Another topic to explore is how to extend the supported hardware base. One potential substitute for locking critical OSCs inside the cache could be a static ram which many new embedded processors include. It may also be possible to isolate one core of the system to interrupt handling. This would mean that the first stage interrupt handler should not be evicted from the level 1 cache if it is small enough. For systems lacking the support for cache locking the use of traditional software-based cache partitioning algorithms is necessary [8].

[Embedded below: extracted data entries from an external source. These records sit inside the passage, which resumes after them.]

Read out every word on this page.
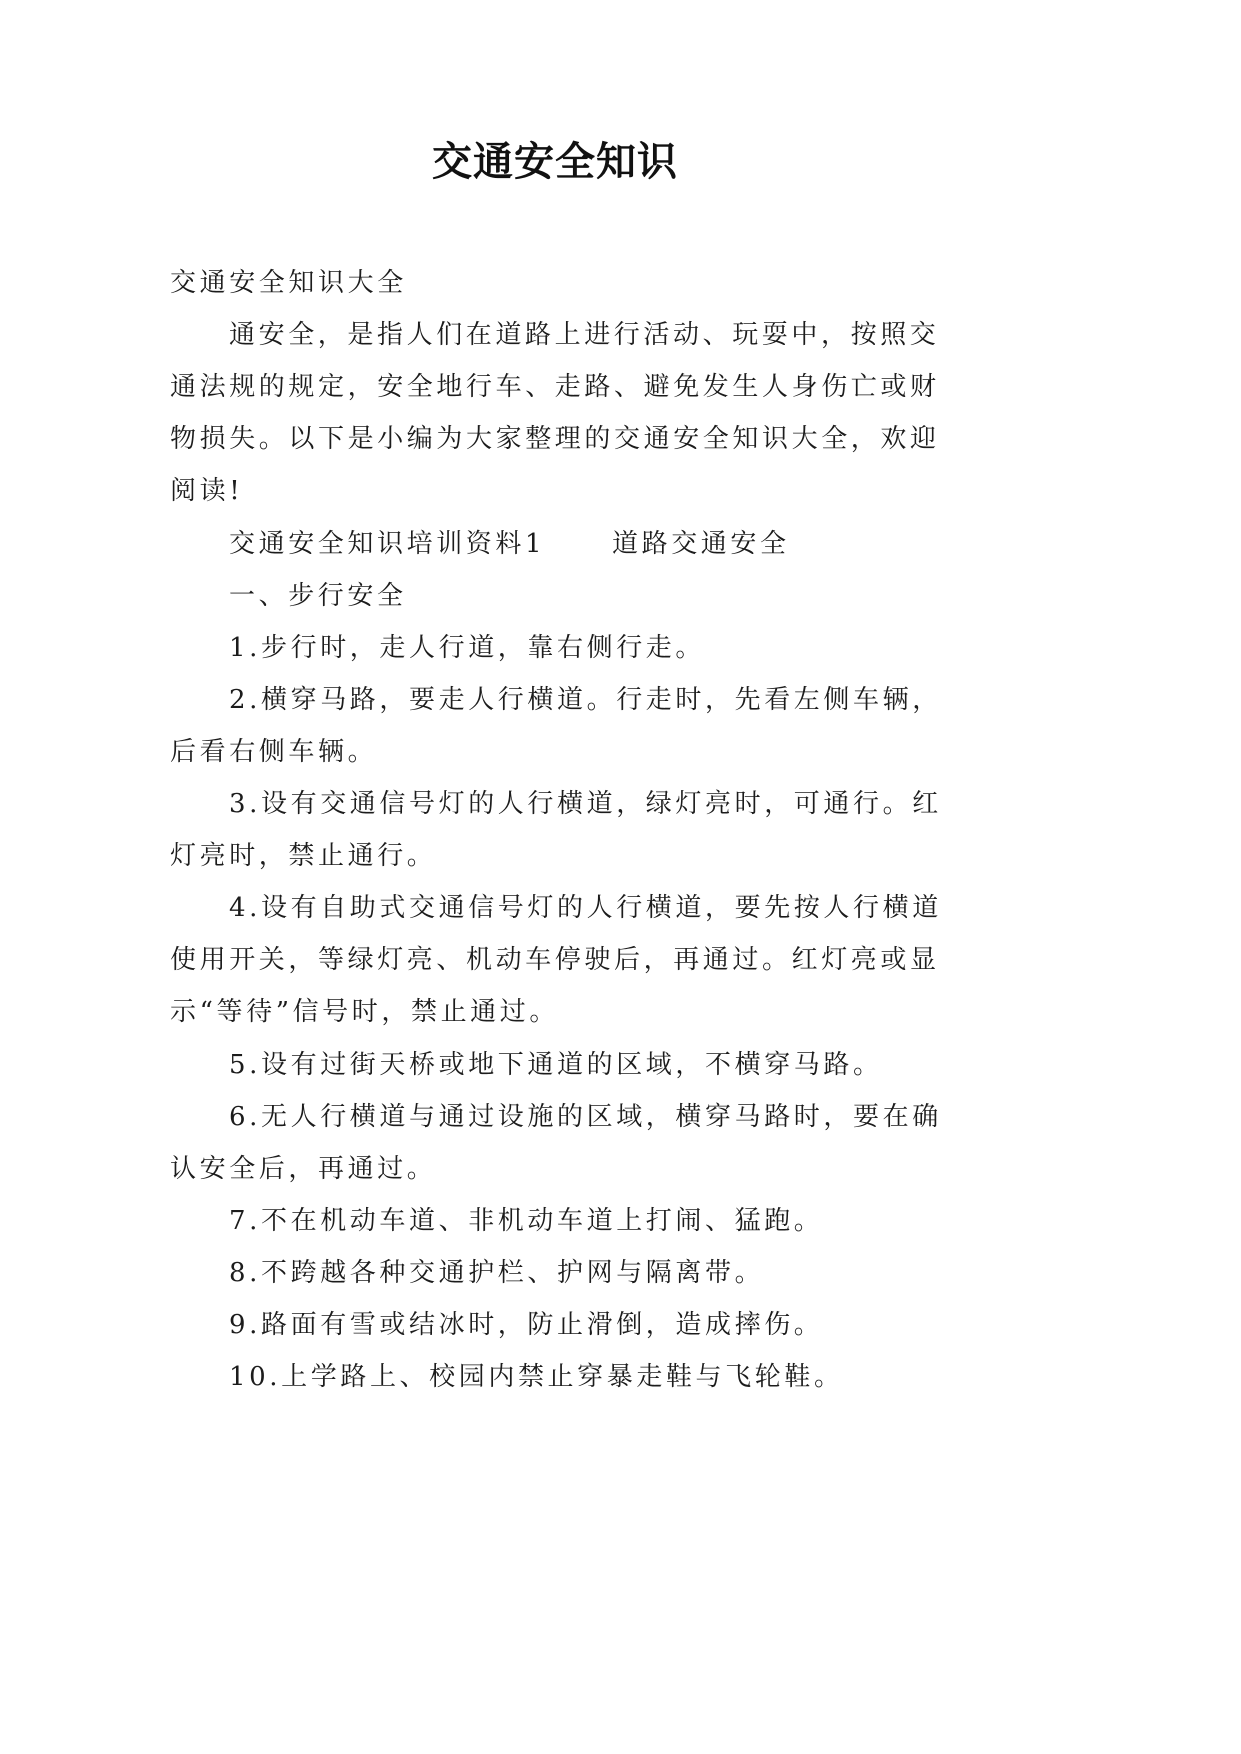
交通安全知识
交通安全知识大全
通安全，是指人们在道路上进行活动、玩耍中，按照交
通法规的规定，安全地行车、走路、避免发生人身伤亡或财
物损失。以下是小编为大家整理的交通安全知识大全，欢迎
阅读!
交通安全知识培训资料1	道路交通安全
一、步行安全
1.步行时，走人行道，靠右侧行走。
2.横穿马路，要走人行横道。行走时，先看左侧车辆，
后看右侧车辆。
3.设有交通信号灯的人行横道，绿灯亮时，可通行。红
灯亮时，禁止通行。
4.设有自助式交通信号灯的人行横道，要先按人行横道
使用开关，等绿灯亮、机动车停驶后，再通过。红灯亮或显
示“等待”信号时，禁止通过。
5.设有过街天桥或地下通道的区域，不横穿马路。
6.无人行横道与通过设施的区域，横穿马路时，要在确
认安全后，再通过。
7.不在机动车道、非机动车道上打闹、猛跑。
8.不跨越各种交通护栏、护网与隔离带。
9.路面有雪或结冰时，防止滑倒，造成摔伤。
10.上学路上、校园内禁止穿暴走鞋与飞轮鞋。
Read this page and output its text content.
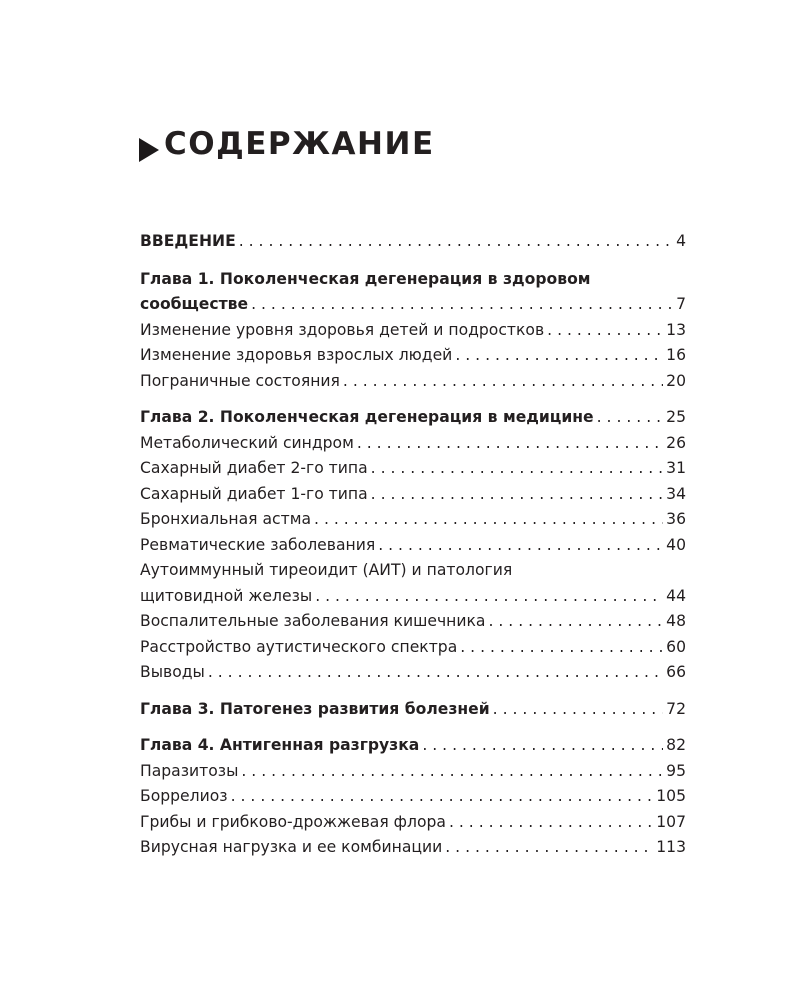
СОДЕРЖАНИЕ
ВВЕДЕНИЕ . . .	4
Глава 1. Поколенческая дегенерация в здоровом
сообществе . . .	7
Изменение уровня здоровья детей и подростков . . .	13
Изменение здоровья взрослых людей . . .	16
Пограничные состояния . . .	20
Глава 2. Поколенческая дегенерация в медицине . . .	25
Метаболический синдром . . .	26
Сахарный диабет 2-го типа . . .	31
Сахарный диабет 1-го типа . . .	34
Бронхиальная астма . . .	36
Ревматические заболевания . . .	40
Аутоиммунный тиреоидит (АИТ) и патология
щитовидной железы . . .	44
Воспалительные заболевания кишечника . . .	48
Расстройство аутистического спектра . . .	60
Выводы . . .	66
Глава 3. Патогенез развития болезней . . .	72
Глава 4. Антигенная разгрузка . . .	82
Паразитозы . . .	95
Боррелиоз . . .	105
Грибы и грибково-дрожжевая флора . . .	107
Вирусная нагрузка и ее комбинации . . .	113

Finally the operating system needs evaluation under several circumstances. We expect that the manual management of the cache content will introduce some overhead on the computational performance of the system. Therefore an comparison with existing operating systems like RT-Linux [9] or RTEMS [10] is needed. The overall system response time also needs evaluation with various workloads.

#### V. CONCLUSION

This paper presents a possible solution for the unstable execution times of modern multi-core systems on the level of the operating system. This is done by manually controlling which data and program code resides in the cache. By this the operating system shifts the unpredictability of random DRAMaccesses to predictable bulk memory transfers. To realize this the operating system operates on a event-based nature and is structured as a set of OSCs, which can be loaded into the cache on-demand or permanently based on a cache scheduling strategy. At the moment the operating system only exists as a proof of concept but we intend to explore this concept further.

### REFERENCES

- D. Dasari, B. Akesson, V. Nelis, M. Awan, and S. Petters, "Identifying the sources of unpredictability in COTS-based multicore systems," in 2013 8th IEEE International Symposium on Industrial ES (SIES), June 2013, pp. 39–48.
- [2] R. Mancuso, R. Dudko, E. Betti, M. Cesati, M. Caccamo, and R. Pellizzoni, "Real-time cache management framework for multi-core architectures," in *Real-Time and Embedded Technology and Applications Symposium (RTAS), 2013 IEEE 19th*, April 2013, pp. 45–54.
- [3] J. Liedtke, H. Haertig, and M. Hohmuth, "OS-controlled cache predictability for real-time systems," in *Proceedings of the 3rd IEEE Real-Time Technology and Applications Symposium (RTAS '97)*, ser. RTAS '97. Washington, DC, USA: IEEE Computer Society, 1997, pp. 213–.
- [4] T. Chilimbi, M. Hill, and J. Larus, "Making pointer-based data structures cache conscious," *Computer*, vol. 33, no. 12, pp. 67–74, Dec 2000.
- [5] "OMAP4460 ES1.x Technical Reference Manual," http://www.ti.com/ lit/pdf/swpu235, accessed: 2015-02-20.
- [6] "PL310 Cache Controller Technical Reference Manual," http://infocenter.arm.com/help/topic/com.arm.doc.ddi0246a/DDI0246A\_ l2cc\_pl310\_r0p0\_trm.pdf, accessed: 2015-04-18.
- [7] O. Spinczyk, A. Gal, and W. Schröder-Preikschat, "AspectC++: An aspect-oriented extension to C++," in *Proceedings of the 40th International Conference on Technology of OO Languages and Systems (TOOLS Pacific '02)*, Sydney, Australia, Feb. 2002, pp. 53–60.
- [8] F. Mueller, "Compiler support for software-based cache partitioning," SIGPLAN Not., vol. 30, no. 11, pp. 125–133, Nov. 1995. [Online]. Available: http://doi.acm.org/10.1145/216633.216677
- [9] "Real-Time Linux Wiki," https://rt.wiki.kernel.org/index.php/Main\_ Page, accessed: 2015-04-29.
- [10] A. Colin and I. Puaut, "Worst-case execution time analysis of the RTEMS real-time operating system," in *Real-Time Systems*, 13th Euromicro Conference on, 2001., 2001, pp. 191–198.